In het besluit van 5 november 2020 (het primaire besluit I) heeft verweerder verzoekers gelast de kamerverhuur in de woning aan [adres 1] binnen drie maanden te beëindigen en beëindigd te houden, zulks op straffe van een dwangsom van €5000,- per constatering van de overtreding met een maximum van €30.000,-. Voorts gelast verweerder verzoekers om binnen drie maanden te voldoen aan de WBDBO eis van 60 minuten voor de brandcompartimentering, zulks op straffe van €5000,- per constatering van de overtreding met een maximum van €30.000,-.
In het besluit van 11 november 2020 (het primaire besluit II) heeft verweerder verzoekers gelast de kamerverhuur in de woning aan [adres 2] binnen drie maanden te beëindigen en beëindigd te houden, zulks op straffe van een dwangsom van €5000,- per constatering van de overtreding met een maximum van €30.000,-.
Verzoekers hebben tegen deze besluiten bezwaar ingediend.
In het besluit van 14 april 2021 (bestreden besluit) heeft verweerder vastgesteld dat aan de last ten aanzien van de eisen van branddoorslag en overslag was voldaan, en de besluiten voor het overige in stand gelaten.
Verzoekers hebben tegen het bestreden besluit beroep ingesteld. Zij hebben daarbij de voorzieningenrechter verzocht om een voorlopige voorziening te treffen.
Verweerder heeft de op het beroep betrekking hebbende stukken ingezonden en daarbij voor een deel van de stukken verzocht toepassing te geven aan artikel 8:29, eerste lid, van de Algemene wet bestuursrecht (Awb). De rechtbank heeft bij beslissing van 19 mei 2021 bepaald dat beperkte kennisname van de betreffende stukken gerechtvaardigd is.
Het onderzoek ter zitting heeft plaatsgevonden op 20 mei 2021. Namens verzoekers is [verzoeker 1] verschenen, bijgestaan door zijn gemachtigde. Verweerder heeft zich laten vertegenwoordigen door zijn gemachtigden.

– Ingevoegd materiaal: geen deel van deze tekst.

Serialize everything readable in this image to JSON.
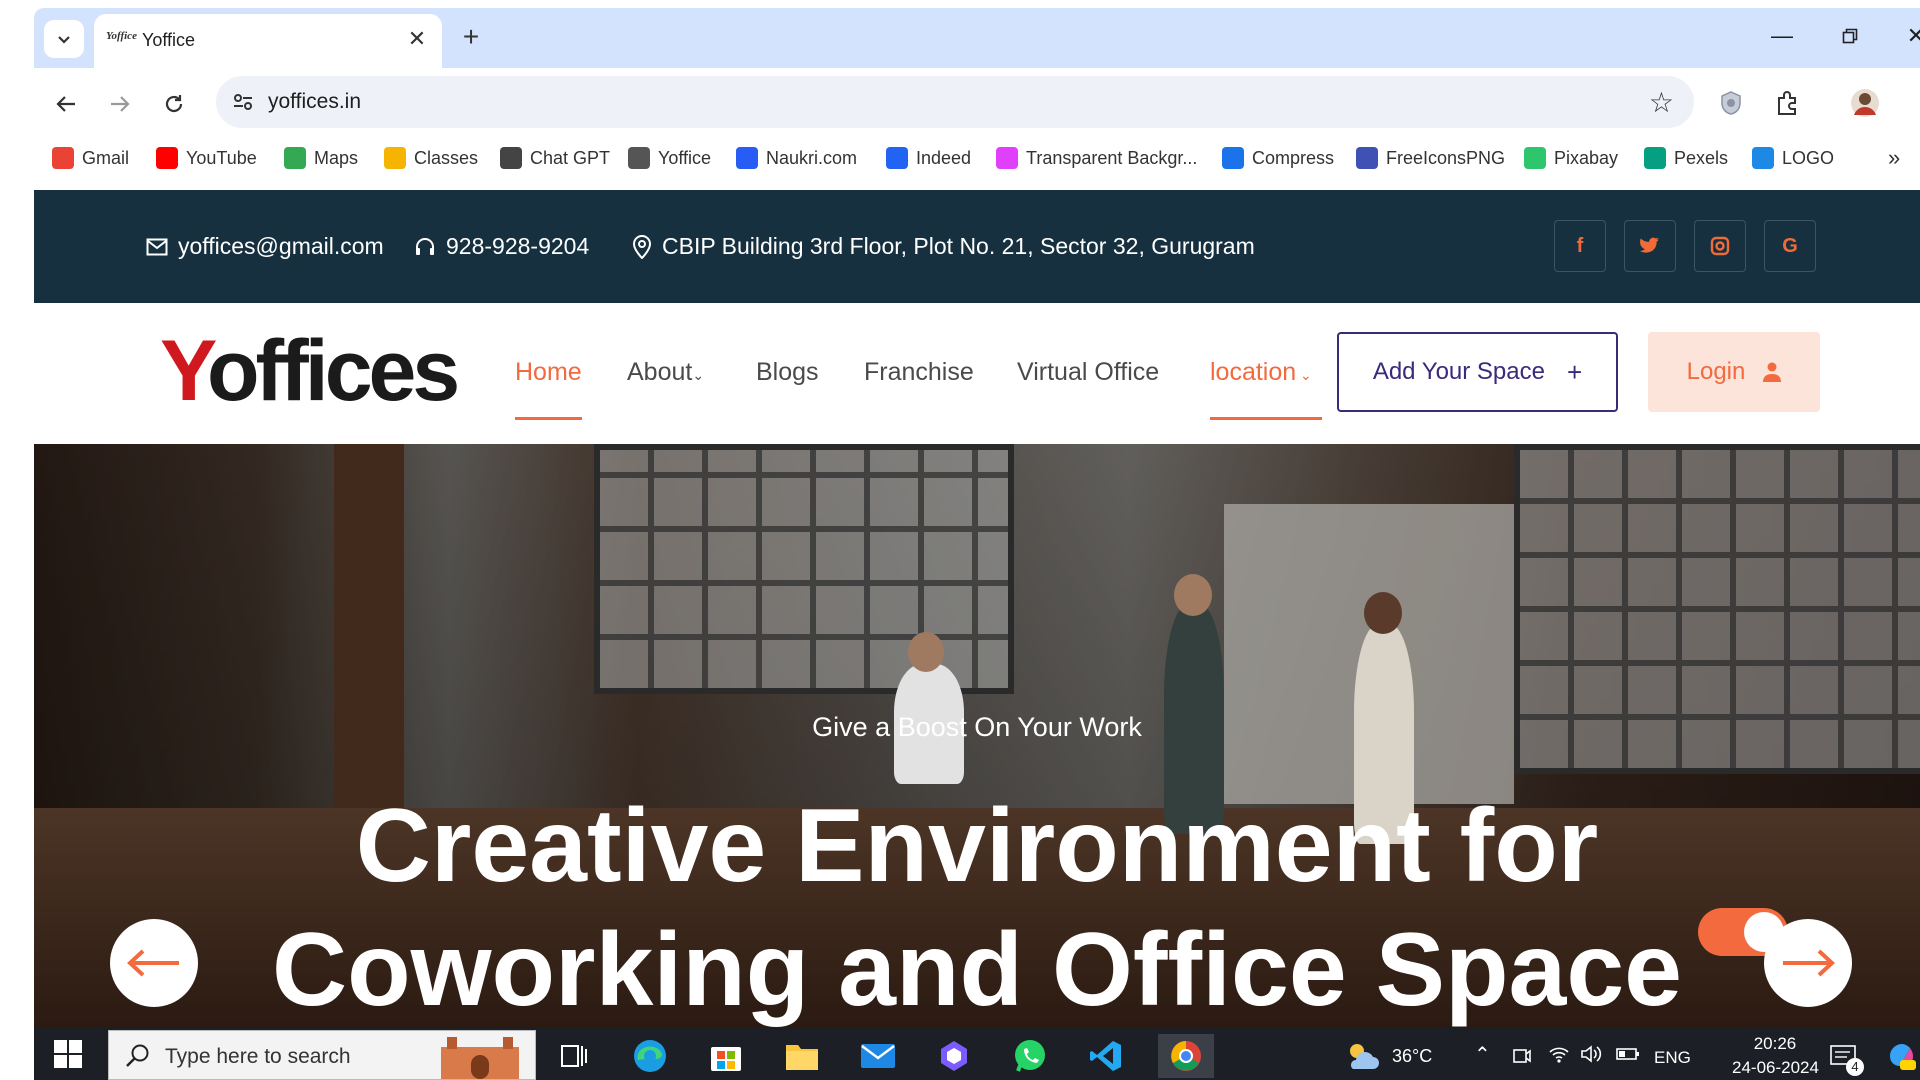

De rechtbank heeft het onderzoek ter zitting geschorst, omdat de aanbiedingsbrief van het 8:29-verzoek niet aan verzoekers was toegezonden. Verweerder heeft ter zitting toegezegd deze brief alsnog aan verzoekers toe te zenden. Verweerder heeft daarbij ter zitting ingestemd tot het verlengen van de begunstigingstermijn tot een week na deze uitspraak.
Verweerder heeft de aanbiedingsbrief – een brief van 17 mei 2021 – aangeleverd.
De rechtbank heeft verzoekers in de gelegenheid gesteld op deze brief te reageren. Zij hebben hiervan gebruik gemaakt. Eiser heeft de rechtbank geen toestemming verleend als bedoeld in artikel 8:29, vijfde lid, van de Awb om kennis te nemen van de onder beperkte kennisneming overgelegde stukken.
De rechtbank heeft bepaald dat een nadere zitting achterwege blijft en heeft het onderzoek gesloten.

Overwegingen

Vooraf
1. Nu verzoekers de rechtbank geen toestemming hebben gegeven om kennis te nemen van de zogenoemde 8:29-stukken overweegt de voorzieningenrechter dat zij bij de beoordeling van het verzoek geen kennis heeft genomen van deze stukken en deze dus niet heeft betrokken bij haar beoordeling.
Feiten en omstandigheden
2. Bij een controle op 13 augustus 2020 is door toezichthouders van de gemeente geconstateerd dat er vijf kamers in de benedenwoning aan [adres 1] door verzoekers aan zeven personen werd verhuurd voor kort verblijf (Roemeense gastarbeiders).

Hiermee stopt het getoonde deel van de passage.